From this new mud-brick school Erinna sent down agents to Neto, who returned each evening from her to the safety of the sanctuary. Always Erinna’s helots went back up to her with stories of the revolt, of Spartan killing, and of a countryside in rebellion-waiting for news of the great army of Epaminondas and the Boiotians’ promised turn to the west, as had been ordained for the first month of the year, Theban Boukatios. The helots sang that this Boiotian first month would see the Thebans finally on Ithome and their Spartan taskmasters gone. Meanwhile in the days of waiting from the first of the year, they kept killing Spartans in ambushes. They hid their wine and grain from the food collectors of Sparta and in threes and fours left the farms to hide in the highlands.

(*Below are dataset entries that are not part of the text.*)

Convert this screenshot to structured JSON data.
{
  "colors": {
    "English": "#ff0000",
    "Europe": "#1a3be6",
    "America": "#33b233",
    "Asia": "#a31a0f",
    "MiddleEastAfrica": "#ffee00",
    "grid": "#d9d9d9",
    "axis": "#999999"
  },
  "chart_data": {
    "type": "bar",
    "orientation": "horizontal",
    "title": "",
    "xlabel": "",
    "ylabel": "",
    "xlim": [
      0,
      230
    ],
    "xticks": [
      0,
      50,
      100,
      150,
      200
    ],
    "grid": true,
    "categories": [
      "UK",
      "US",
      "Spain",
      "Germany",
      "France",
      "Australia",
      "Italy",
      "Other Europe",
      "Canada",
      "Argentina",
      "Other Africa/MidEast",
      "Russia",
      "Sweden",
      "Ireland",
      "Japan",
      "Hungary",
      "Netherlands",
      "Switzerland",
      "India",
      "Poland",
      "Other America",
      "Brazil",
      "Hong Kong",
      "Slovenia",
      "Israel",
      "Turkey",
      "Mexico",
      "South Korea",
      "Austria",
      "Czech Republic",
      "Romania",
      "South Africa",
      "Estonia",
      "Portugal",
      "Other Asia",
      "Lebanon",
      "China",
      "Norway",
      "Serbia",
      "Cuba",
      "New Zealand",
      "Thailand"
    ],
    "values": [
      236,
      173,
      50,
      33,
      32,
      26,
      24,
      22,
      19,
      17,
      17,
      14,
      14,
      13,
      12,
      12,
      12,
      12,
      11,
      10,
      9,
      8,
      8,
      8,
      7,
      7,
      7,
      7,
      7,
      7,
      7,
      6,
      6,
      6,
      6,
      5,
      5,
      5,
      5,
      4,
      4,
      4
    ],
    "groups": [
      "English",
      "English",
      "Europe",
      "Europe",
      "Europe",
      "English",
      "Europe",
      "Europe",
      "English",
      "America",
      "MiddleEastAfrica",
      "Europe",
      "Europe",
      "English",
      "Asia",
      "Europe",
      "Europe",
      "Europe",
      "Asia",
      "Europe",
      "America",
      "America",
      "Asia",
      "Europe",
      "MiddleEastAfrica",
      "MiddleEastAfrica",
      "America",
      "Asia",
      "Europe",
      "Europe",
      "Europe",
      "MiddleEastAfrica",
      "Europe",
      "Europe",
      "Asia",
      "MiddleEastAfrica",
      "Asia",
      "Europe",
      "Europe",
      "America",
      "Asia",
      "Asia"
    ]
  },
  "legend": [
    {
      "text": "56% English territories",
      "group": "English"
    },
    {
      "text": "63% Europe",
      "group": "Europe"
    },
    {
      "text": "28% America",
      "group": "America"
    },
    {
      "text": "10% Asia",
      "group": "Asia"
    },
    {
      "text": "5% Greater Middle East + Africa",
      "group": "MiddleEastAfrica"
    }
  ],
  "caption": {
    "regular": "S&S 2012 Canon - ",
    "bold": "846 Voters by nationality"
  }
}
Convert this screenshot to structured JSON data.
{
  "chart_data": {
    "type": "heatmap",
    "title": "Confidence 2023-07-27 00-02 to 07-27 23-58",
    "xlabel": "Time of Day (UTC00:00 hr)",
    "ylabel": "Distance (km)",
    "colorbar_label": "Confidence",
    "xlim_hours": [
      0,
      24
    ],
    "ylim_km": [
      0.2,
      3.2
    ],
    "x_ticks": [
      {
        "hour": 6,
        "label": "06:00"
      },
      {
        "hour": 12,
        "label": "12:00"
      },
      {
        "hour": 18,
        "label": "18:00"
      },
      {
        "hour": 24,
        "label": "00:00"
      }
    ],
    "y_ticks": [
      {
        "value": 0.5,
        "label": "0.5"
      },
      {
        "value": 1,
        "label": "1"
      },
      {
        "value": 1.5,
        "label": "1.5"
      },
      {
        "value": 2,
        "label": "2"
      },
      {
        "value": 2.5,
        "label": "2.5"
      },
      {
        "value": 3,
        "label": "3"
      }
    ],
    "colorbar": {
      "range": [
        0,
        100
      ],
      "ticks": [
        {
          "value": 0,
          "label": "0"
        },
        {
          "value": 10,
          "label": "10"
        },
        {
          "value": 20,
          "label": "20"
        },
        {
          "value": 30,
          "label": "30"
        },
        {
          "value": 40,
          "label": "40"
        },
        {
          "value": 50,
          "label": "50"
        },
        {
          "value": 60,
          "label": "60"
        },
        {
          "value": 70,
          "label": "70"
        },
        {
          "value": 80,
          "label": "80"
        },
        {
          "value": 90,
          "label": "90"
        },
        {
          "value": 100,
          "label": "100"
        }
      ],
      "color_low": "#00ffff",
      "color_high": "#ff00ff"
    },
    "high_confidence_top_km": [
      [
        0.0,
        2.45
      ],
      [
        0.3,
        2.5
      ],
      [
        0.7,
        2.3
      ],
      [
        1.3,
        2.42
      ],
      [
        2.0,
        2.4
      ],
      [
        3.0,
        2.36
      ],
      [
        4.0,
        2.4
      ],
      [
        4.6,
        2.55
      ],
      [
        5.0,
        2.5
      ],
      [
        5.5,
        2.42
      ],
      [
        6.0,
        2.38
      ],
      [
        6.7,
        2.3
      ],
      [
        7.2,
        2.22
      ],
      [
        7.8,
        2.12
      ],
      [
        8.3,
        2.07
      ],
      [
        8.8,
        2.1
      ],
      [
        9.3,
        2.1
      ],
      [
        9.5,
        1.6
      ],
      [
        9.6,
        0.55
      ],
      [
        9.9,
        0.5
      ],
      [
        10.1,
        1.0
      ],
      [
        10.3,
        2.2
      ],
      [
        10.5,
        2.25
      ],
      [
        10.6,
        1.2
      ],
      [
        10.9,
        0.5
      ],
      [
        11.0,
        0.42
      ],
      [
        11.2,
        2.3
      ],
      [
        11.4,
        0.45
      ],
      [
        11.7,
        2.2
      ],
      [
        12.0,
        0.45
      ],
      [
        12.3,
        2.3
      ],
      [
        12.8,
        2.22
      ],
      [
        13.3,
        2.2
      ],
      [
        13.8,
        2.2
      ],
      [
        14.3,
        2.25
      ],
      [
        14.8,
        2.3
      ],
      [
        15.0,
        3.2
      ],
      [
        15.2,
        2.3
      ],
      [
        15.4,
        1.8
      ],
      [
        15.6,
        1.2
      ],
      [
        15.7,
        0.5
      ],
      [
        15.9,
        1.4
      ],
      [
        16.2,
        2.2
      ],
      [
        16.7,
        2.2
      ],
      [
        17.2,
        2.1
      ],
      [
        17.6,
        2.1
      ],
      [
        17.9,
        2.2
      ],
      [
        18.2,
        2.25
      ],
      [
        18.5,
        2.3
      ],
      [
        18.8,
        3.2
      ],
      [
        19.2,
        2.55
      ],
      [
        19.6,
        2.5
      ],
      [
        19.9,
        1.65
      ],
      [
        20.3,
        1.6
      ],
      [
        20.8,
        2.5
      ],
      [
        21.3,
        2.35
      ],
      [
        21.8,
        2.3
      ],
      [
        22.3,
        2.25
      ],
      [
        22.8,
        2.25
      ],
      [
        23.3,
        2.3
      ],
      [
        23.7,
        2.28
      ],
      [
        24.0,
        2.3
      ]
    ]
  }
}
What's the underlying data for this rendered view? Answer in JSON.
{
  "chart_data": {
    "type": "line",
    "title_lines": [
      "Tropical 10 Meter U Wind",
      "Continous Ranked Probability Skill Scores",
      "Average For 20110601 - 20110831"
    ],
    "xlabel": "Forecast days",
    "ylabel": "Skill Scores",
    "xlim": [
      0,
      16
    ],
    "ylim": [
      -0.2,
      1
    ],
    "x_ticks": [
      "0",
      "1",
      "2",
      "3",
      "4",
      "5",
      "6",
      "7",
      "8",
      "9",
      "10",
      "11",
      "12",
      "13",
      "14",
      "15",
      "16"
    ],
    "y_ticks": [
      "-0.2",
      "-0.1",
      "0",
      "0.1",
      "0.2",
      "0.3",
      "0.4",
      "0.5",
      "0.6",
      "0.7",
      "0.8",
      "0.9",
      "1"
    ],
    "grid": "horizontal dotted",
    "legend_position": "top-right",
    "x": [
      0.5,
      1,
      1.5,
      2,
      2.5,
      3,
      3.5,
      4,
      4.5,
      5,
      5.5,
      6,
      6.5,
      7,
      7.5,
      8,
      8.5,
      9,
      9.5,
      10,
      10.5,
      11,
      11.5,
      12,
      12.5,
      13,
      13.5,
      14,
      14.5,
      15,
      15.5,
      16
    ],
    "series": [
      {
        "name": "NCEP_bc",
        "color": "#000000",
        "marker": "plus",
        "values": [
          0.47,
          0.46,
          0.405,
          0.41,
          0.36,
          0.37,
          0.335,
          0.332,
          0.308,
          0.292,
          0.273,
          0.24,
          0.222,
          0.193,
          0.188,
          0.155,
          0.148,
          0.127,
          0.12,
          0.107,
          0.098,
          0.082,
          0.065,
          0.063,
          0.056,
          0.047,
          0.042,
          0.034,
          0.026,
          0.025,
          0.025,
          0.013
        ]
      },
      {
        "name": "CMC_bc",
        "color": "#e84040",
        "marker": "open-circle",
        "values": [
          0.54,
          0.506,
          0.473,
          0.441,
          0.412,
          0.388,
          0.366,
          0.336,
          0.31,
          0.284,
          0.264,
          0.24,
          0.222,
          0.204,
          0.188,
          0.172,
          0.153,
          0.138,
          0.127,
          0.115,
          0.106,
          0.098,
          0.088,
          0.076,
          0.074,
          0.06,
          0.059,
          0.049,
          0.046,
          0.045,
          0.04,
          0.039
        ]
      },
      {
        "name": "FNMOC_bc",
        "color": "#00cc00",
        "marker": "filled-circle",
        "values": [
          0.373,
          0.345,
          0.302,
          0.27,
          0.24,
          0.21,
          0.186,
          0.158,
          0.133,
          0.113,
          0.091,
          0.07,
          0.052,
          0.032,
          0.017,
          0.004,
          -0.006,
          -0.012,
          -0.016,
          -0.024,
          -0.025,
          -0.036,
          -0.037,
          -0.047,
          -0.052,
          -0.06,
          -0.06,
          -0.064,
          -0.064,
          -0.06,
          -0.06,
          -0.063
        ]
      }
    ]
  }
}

These helot marauders-maybe five thousand were loose, a thousand or more with Neto and Nikon-were fed and kept safe by the temple priestesses, in the shrines and sanctuaries from Pylos up to the falls of the Alpheios. Each night the holy women sheltered the helot Spartan hunters, ever hot after Antikrates and his killer henchman known as Puppy Dog. Meanwhile Erinna far above had taught the girls at her school that the prophecy was nearly fulfilled-the apple would fall again, and seven myriads of hoplites would sweep down from the mountains of Taygetos, all led by her Epaminondas, and Melon, and the blood-crazed Chion, all taught by Alkidamas and the deadly Ainias and the great-hearted Proxenos. Soon these names were in songs and chanted by the girls as they went back down to the markets of the Messenians.